I’m not in the same bucket at Raymond. He doesn’t like driving a manual and doesn’t care to improve his ability at doing so. However, when I bought my car I had a choice between the faster dual-clutch race transmission that Audi calls “S-Tronic,” (which can work like an automatic or be controlled via paddle on the steering wheel) and a regular old-fashioned stick shift with a clutch pedal.
I chose the stick. It’s what I was used to from my previous car, and it makes me feel more in control of the vehicle. It wasn’t a simple choice, because the S-Tronic isn’t a regular automatic. It’s lightning fast, way faster than I ever could be. But ultimately I decided against it because I didn’t like having control and information taken away from me. With an automatic I can’t just disengage the clutch and let the car roll forward or backward. And with the paddle-shift option, I can’t easily tell which gear I’m in unless I look at the dash. With a stick, I know just by feeling.
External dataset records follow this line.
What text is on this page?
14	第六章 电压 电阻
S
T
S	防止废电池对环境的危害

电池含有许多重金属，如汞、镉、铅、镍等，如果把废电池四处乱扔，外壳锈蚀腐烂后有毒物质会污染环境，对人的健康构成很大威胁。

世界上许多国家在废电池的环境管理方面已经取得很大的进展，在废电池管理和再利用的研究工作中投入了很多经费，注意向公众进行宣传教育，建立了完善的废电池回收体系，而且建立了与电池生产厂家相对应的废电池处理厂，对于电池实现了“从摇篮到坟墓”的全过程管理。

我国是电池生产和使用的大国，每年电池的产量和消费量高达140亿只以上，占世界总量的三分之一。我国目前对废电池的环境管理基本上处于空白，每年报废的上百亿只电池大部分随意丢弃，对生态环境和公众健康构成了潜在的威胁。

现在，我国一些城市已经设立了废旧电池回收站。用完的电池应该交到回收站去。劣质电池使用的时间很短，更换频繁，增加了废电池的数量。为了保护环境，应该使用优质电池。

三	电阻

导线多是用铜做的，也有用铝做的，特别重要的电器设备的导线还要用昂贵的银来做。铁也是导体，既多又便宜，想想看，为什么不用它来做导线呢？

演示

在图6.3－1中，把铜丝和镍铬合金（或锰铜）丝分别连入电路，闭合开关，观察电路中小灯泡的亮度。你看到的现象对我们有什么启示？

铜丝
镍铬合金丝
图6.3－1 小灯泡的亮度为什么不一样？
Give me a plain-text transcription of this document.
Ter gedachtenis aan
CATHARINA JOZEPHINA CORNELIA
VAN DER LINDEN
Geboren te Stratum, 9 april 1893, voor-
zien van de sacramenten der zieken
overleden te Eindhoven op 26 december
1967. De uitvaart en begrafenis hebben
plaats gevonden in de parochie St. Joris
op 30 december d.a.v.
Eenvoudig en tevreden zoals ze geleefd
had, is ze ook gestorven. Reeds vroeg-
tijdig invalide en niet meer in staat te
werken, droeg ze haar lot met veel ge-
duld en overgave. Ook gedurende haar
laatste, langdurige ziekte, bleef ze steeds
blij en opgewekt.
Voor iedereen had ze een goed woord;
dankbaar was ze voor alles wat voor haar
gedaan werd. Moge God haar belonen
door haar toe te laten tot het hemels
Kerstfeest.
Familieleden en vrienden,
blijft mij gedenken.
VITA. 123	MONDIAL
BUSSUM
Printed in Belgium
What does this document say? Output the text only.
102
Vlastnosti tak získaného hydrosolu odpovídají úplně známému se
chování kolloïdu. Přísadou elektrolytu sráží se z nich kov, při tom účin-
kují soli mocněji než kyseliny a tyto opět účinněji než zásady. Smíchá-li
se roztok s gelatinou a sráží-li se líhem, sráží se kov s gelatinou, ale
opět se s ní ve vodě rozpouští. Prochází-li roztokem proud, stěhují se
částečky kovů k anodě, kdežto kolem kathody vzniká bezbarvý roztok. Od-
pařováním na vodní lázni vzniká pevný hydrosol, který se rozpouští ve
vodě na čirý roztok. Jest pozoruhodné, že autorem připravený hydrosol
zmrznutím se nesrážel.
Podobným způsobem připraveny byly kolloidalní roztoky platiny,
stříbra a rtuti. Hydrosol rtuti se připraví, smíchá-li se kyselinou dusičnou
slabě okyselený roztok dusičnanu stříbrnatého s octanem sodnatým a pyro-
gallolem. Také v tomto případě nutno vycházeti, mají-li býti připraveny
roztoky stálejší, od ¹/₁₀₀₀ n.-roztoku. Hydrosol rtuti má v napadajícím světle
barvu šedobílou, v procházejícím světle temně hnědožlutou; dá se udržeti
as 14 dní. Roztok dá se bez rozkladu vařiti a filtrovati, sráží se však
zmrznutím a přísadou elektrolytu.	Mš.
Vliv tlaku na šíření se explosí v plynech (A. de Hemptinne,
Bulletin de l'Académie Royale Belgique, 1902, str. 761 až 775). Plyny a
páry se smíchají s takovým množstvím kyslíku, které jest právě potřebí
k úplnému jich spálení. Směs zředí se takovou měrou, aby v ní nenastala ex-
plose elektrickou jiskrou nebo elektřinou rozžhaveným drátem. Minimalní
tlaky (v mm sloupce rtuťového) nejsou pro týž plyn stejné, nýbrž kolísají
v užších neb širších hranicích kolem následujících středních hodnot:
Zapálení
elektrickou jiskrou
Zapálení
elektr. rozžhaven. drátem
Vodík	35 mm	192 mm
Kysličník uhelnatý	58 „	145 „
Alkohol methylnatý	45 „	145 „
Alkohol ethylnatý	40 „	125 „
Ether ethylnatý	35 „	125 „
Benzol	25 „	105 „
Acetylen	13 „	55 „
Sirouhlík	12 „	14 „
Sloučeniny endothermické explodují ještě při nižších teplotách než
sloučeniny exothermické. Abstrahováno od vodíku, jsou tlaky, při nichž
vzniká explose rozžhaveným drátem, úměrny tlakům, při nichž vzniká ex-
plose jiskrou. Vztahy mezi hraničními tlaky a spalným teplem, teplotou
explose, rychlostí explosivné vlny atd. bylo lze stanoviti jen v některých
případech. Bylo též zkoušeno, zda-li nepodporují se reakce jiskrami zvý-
Taking that away would be like taking my debugger, my command line, or some other source of control or detailed input which I’ve come to rely on. If you’re going to do that, you better offer something awfully compelling in return.
E7 Blog: Federated Search in Windows 7
Late last night Steven updated the E7 Blog with a post about Federated Search in Windows 7. I co-authored the post with two program managers from my team.